One Hour Photo Review by Oren Loni
The movie should be plain stupid, but it’s not. From the moment Robin William’s character is introduced, he invokes a sense of general unease. Which is weird, because aside from the horrible blond hair, he looks loveable and funny, just like he did in all his brilliant comedies.
The inkiness of the character increases as we watch him develop one roll after another of the family’s film, not just keeping the extra photos, but putting them up on the wall and genuinely acting like they belong there, like he’s a much loved grandfather waiting for them to return. The acting, the writing, and the directing make it clear that despite his affable nature, this man is very close to becoming unglued.
The really horrible part is watching him interact with the family. On the surface, the interactions seem very innocent, but since the viewer knows what’s going on inside the developer’s head, it’s hard to resist the urge to yell at the characters and warn them to start running as fast as they can.
And when the truth finds out and the developer takes his rage and sense of betrayal out on the young husband, which is played to perfection by the highly underrated Vince Vaughn, it’s impossible to look away even though your heart is going a million miles an hour. It’s more terrifying than any monster movie could ever hope to be.
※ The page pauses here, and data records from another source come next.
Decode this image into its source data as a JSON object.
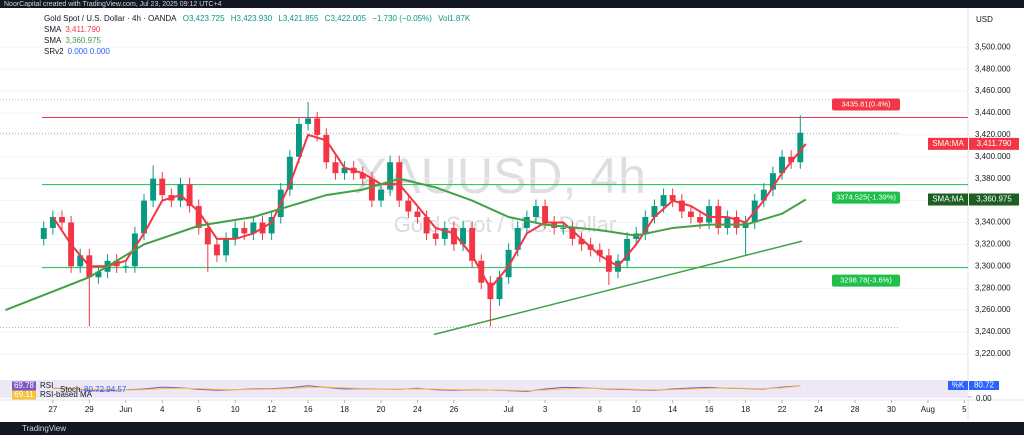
{
  "header": {
    "credit": "NoorCapital created with TradingView.com, Jul 23, 2025 09:12 UTC+4",
    "symbol": "Gold Spot / U.S. Dollar · 4h · OANDA",
    "ohlc": [
      "O3,423.725",
      "H3,423.930",
      "L3,421.855",
      "C3,422.005",
      "−1.730 (−0.05%)",
      "Vol1.87K"
    ],
    "indicator": "SRv2",
    "indicator_values": "0.000 0.000",
    "currency": "USD",
    "watermark": "XAUUSD, 4h",
    "watermark_sub": "Gold Spot / U.S. Dollar",
    "brand": "TradingView"
  },
  "chart_data": {
    "type": "candlestick",
    "x": [
      -0.5,
      0,
      0.5,
      1,
      1.5,
      2,
      2.5,
      3,
      3.5,
      4,
      4.5,
      5,
      5.5,
      6,
      6.5,
      7,
      7.5,
      8,
      8.5,
      9,
      9.5,
      10,
      10.5,
      11,
      11.5,
      12,
      12.5,
      13,
      13.5,
      14,
      14.5,
      15,
      15.5,
      16,
      16.5,
      17,
      17.5,
      18,
      18.5,
      19,
      19.5,
      20,
      20.5,
      21,
      21.5,
      22,
      22.5,
      23,
      23.5,
      24,
      24.5,
      25,
      25.5,
      26,
      26.5,
      27,
      27.5,
      28,
      28.5,
      29,
      29.5,
      30,
      30.5,
      31,
      31.5,
      32,
      32.5,
      33,
      33.5,
      34,
      34.5,
      35,
      35.5,
      36,
      36.5,
      37,
      37.5,
      38,
      38.5,
      39,
      39.5,
      40,
      40.5,
      41
    ],
    "open": [
      3325,
      3335,
      3345,
      3340,
      3300,
      3310,
      3290,
      3295,
      3305,
      3300,
      3300,
      3330,
      3360,
      3380,
      3365,
      3360,
      3375,
      3355,
      3335,
      3320,
      3310,
      3325,
      3335,
      3330,
      3340,
      3330,
      3345,
      3370,
      3400,
      3430,
      3435,
      3420,
      3395,
      3385,
      3390,
      3385,
      3380,
      3360,
      3370,
      3395,
      3360,
      3350,
      3345,
      3330,
      3325,
      3335,
      3320,
      3335,
      3305,
      3285,
      3270,
      3290,
      3315,
      3335,
      3345,
      3355,
      3340,
      3335,
      3335,
      3325,
      3320,
      3315,
      3310,
      3295,
      3305,
      3325,
      3330,
      3345,
      3355,
      3365,
      3360,
      3350,
      3345,
      3340,
      3355,
      3335,
      3345,
      3335,
      3340,
      3360,
      3370,
      3385,
      3400,
      3395
    ],
    "high": [
      3341,
      3351,
      3351,
      3346,
      3316,
      3316,
      3301,
      3311,
      3311,
      3306,
      3336,
      3366,
      3392,
      3386,
      3371,
      3381,
      3381,
      3361,
      3341,
      3326,
      3331,
      3341,
      3341,
      3346,
      3346,
      3351,
      3376,
      3406,
      3436,
      3450,
      3441,
      3426,
      3401,
      3396,
      3396,
      3391,
      3386,
      3376,
      3401,
      3401,
      3366,
      3356,
      3351,
      3336,
      3341,
      3341,
      3341,
      3341,
      3311,
      3291,
      3296,
      3321,
      3341,
      3351,
      3361,
      3361,
      3346,
      3341,
      3341,
      3331,
      3326,
      3321,
      3316,
      3311,
      3331,
      3336,
      3351,
      3361,
      3371,
      3371,
      3366,
      3356,
      3351,
      3361,
      3361,
      3351,
      3351,
      3346,
      3366,
      3376,
      3391,
      3406,
      3406,
      3438
    ],
    "low": [
      3319,
      3329,
      3334,
      3294,
      3294,
      3245,
      3284,
      3289,
      3294,
      3294,
      3294,
      3324,
      3354,
      3359,
      3354,
      3354,
      3349,
      3329,
      3295,
      3304,
      3304,
      3319,
      3324,
      3324,
      3324,
      3324,
      3339,
      3364,
      3394,
      3424,
      3414,
      3389,
      3379,
      3379,
      3379,
      3374,
      3354,
      3354,
      3364,
      3354,
      3344,
      3339,
      3324,
      3319,
      3319,
      3314,
      3314,
      3299,
      3279,
      3245,
      3264,
      3284,
      3309,
      3329,
      3339,
      3334,
      3329,
      3329,
      3319,
      3314,
      3309,
      3304,
      3283,
      3289,
      3299,
      3319,
      3324,
      3339,
      3349,
      3354,
      3344,
      3339,
      3334,
      3334,
      3329,
      3329,
      3329,
      3310,
      3334,
      3354,
      3364,
      3379,
      3389,
      3389
    ],
    "close": [
      3335,
      3345,
      3340,
      3300,
      3310,
      3290,
      3295,
      3305,
      3300,
      3300,
      3330,
      3360,
      3380,
      3365,
      3360,
      3375,
      3355,
      3335,
      3320,
      3310,
      3325,
      3335,
      3330,
      3340,
      3330,
      3345,
      3370,
      3400,
      3430,
      3435,
      3420,
      3395,
      3385,
      3390,
      3385,
      3380,
      3360,
      3370,
      3395,
      3360,
      3350,
      3345,
      3330,
      3325,
      3335,
      3320,
      3335,
      3305,
      3285,
      3270,
      3290,
      3315,
      3335,
      3345,
      3355,
      3340,
      3335,
      3335,
      3325,
      3320,
      3315,
      3310,
      3295,
      3305,
      3325,
      3330,
      3345,
      3355,
      3365,
      3360,
      3350,
      3345,
      3340,
      3355,
      3335,
      3345,
      3335,
      3340,
      3360,
      3370,
      3385,
      3400,
      3395,
      3422
    ],
    "up_color": "#089981",
    "down_color": "#f23645",
    "series": [
      {
        "name": "SMA",
        "tag": "SMA:MA",
        "color": "#f23645",
        "value_label": "3,411.790",
        "x": [
          0,
          1,
          2,
          3,
          4,
          5,
          6,
          7,
          8,
          9,
          10,
          11,
          12,
          13,
          14,
          15,
          16,
          17,
          18,
          19,
          20,
          21,
          22,
          23,
          24,
          25,
          26,
          27,
          28,
          29,
          30,
          31,
          32,
          33,
          34,
          35,
          36,
          37,
          38,
          39,
          40,
          41.3
        ],
        "values": [
          3345,
          3320,
          3300,
          3300,
          3305,
          3330,
          3360,
          3365,
          3350,
          3325,
          3325,
          3330,
          3340,
          3375,
          3420,
          3415,
          3390,
          3385,
          3375,
          3375,
          3355,
          3335,
          3330,
          3310,
          3280,
          3300,
          3330,
          3340,
          3340,
          3325,
          3310,
          3300,
          3320,
          3345,
          3360,
          3355,
          3345,
          3345,
          3340,
          3360,
          3385,
          3411.79
        ]
      },
      {
        "name": "SMA",
        "tag": "SMA:MA",
        "color": "#43a047",
        "tag_color": "#1b5e20",
        "value_label": "3,360.975",
        "x": [
          -2.6,
          2,
          5,
          8,
          11,
          13,
          15,
          17,
          19,
          21,
          23,
          25,
          27,
          30,
          32,
          34,
          36,
          38,
          40,
          41.3
        ],
        "values": [
          3260,
          3290,
          3320,
          3337,
          3345,
          3355,
          3365,
          3370,
          3380,
          3372,
          3360,
          3345,
          3338,
          3333,
          3328,
          3335,
          3338,
          3338,
          3348,
          3360.975
        ]
      }
    ],
    "trendline": {
      "x": [
        20.9,
        41.1
      ],
      "values": [
        3237.7,
        3323
      ],
      "color": "#43a047"
    },
    "levels": [
      {
        "value": 3435.81,
        "label": "3435.81(0.4%)",
        "color": "#f23645"
      },
      {
        "value": 3374.525,
        "label": "3374.525(-1.39%)",
        "color": "#1fbf4a"
      },
      {
        "value": 3298.78,
        "label": "3298.78(-3.6%)",
        "color": "#1fbf4a"
      }
    ],
    "guides": [
      3452,
      3421.5,
      3244
    ],
    "xlim": [
      -2.9,
      50.2
    ],
    "ylim": [
      3198,
      3534
    ],
    "yticks": [
      {
        "value": 3500,
        "label": "3,500.000"
      },
      {
        "value": 3480,
        "label": "3,480.000"
      },
      {
        "value": 3460,
        "label": "3,460.000"
      },
      {
        "value": 3440,
        "label": "3,440.000"
      },
      {
        "value": 3420,
        "label": "3,420.000"
      },
      {
        "value": 3400,
        "label": "3,400.000"
      },
      {
        "value": 3380,
        "label": "3,380.000"
      },
      {
        "value": 3360,
        "label": "3,360.000"
      },
      {
        "value": 3340,
        "label": "3,340.000"
      },
      {
        "value": 3320,
        "label": "3,320.000"
      },
      {
        "value": 3300,
        "label": "3,300.000"
      },
      {
        "value": 3280,
        "label": "3,280.000"
      },
      {
        "value": 3260,
        "label": "3,260.000"
      },
      {
        "value": 3240,
        "label": "3,240.000"
      },
      {
        "value": 3220,
        "label": "3,220.000"
      }
    ],
    "xticks": [
      {
        "value": 0,
        "label": "27"
      },
      {
        "value": 2,
        "label": "29"
      },
      {
        "value": 4,
        "label": "Jun"
      },
      {
        "value": 6,
        "label": "4"
      },
      {
        "value": 8,
        "label": "6"
      },
      {
        "value": 10,
        "label": "10"
      },
      {
        "value": 12,
        "label": "12"
      },
      {
        "value": 14,
        "label": "16"
      },
      {
        "value": 16,
        "label": "18"
      },
      {
        "value": 18,
        "label": "20"
      },
      {
        "value": 20,
        "label": "24"
      },
      {
        "value": 22,
        "label": "26"
      },
      {
        "value": 25,
        "label": "Jul"
      },
      {
        "value": 27,
        "label": "3"
      },
      {
        "value": 30,
        "label": "8"
      },
      {
        "value": 32,
        "label": "10"
      },
      {
        "value": 34,
        "label": "14"
      },
      {
        "value": 36,
        "label": "16"
      },
      {
        "value": 38,
        "label": "18"
      },
      {
        "value": 40,
        "label": "22"
      },
      {
        "value": 42,
        "label": "24"
      },
      {
        "value": 44,
        "label": "28"
      },
      {
        "value": 46,
        "label": "30"
      },
      {
        "value": 48,
        "label": "Aug"
      },
      {
        "value": 50,
        "label": "5"
      }
    ],
    "oscillator": {
      "ylim": [
        0,
        100
      ],
      "ytick": {
        "value": 0,
        "label": "0.00"
      },
      "x": [
        0,
        1,
        2,
        3,
        4,
        5,
        6,
        7,
        8,
        9,
        10,
        11,
        12,
        13,
        14,
        15,
        16,
        17,
        18,
        19,
        20,
        21,
        22,
        23,
        24,
        25,
        26,
        27,
        28,
        29,
        30,
        31,
        32,
        33,
        34,
        35,
        36,
        37,
        38,
        39,
        40,
        41
      ],
      "series": [
        {
          "name": "RSI",
          "color": "#7e57c2",
          "value_label": "69.78",
          "values": [
            55,
            52,
            40,
            38,
            45,
            50,
            62,
            58,
            48,
            42,
            46,
            50,
            52,
            58,
            70,
            60,
            50,
            52,
            50,
            48,
            55,
            45,
            42,
            45,
            44,
            40,
            35,
            50,
            60,
            58,
            52,
            48,
            45,
            42,
            50,
            56,
            60,
            55,
            52,
            50,
            62,
            69.78
          ]
        },
        {
          "name": "RSI-based MA",
          "color": "#f7c23c",
          "value_label": "69.11",
          "values": [
            52,
            51,
            48,
            45,
            44,
            46,
            52,
            55,
            52,
            48,
            46,
            47,
            49,
            53,
            60,
            62,
            57,
            53,
            51,
            49,
            51,
            49,
            46,
            45,
            44,
            42,
            40,
            44,
            50,
            55,
            54,
            51,
            48,
            45,
            46,
            50,
            55,
            56,
            54,
            52,
            57,
            69.11
          ]
        }
      ],
      "stoch": "Stoch",
      "stoch_values": "80.72  94.57",
      "k_tag": "%K",
      "k_value": "80.72"
    }
  }
}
The interesting thing about the movie is that the way it’s shot is very simple. No one tried to resort to crazy camera angles, bizarre lighting techniques, or stunning stunts to keep the viewer engaged. The director, Mark Romanek, was happy to let the actors do what they do best, act their hearts out, and the end result is a bone chilling psychological thriller.
In this role, Robin Williams proves that he’s capable of putting together a stunning performance that doesn’t rely on any type of comedy. My question is, would One-Hour Photo have been as terrifying if the viewers weren’t already conditioned to thinking of Robin Williams as a warm, fun, actor?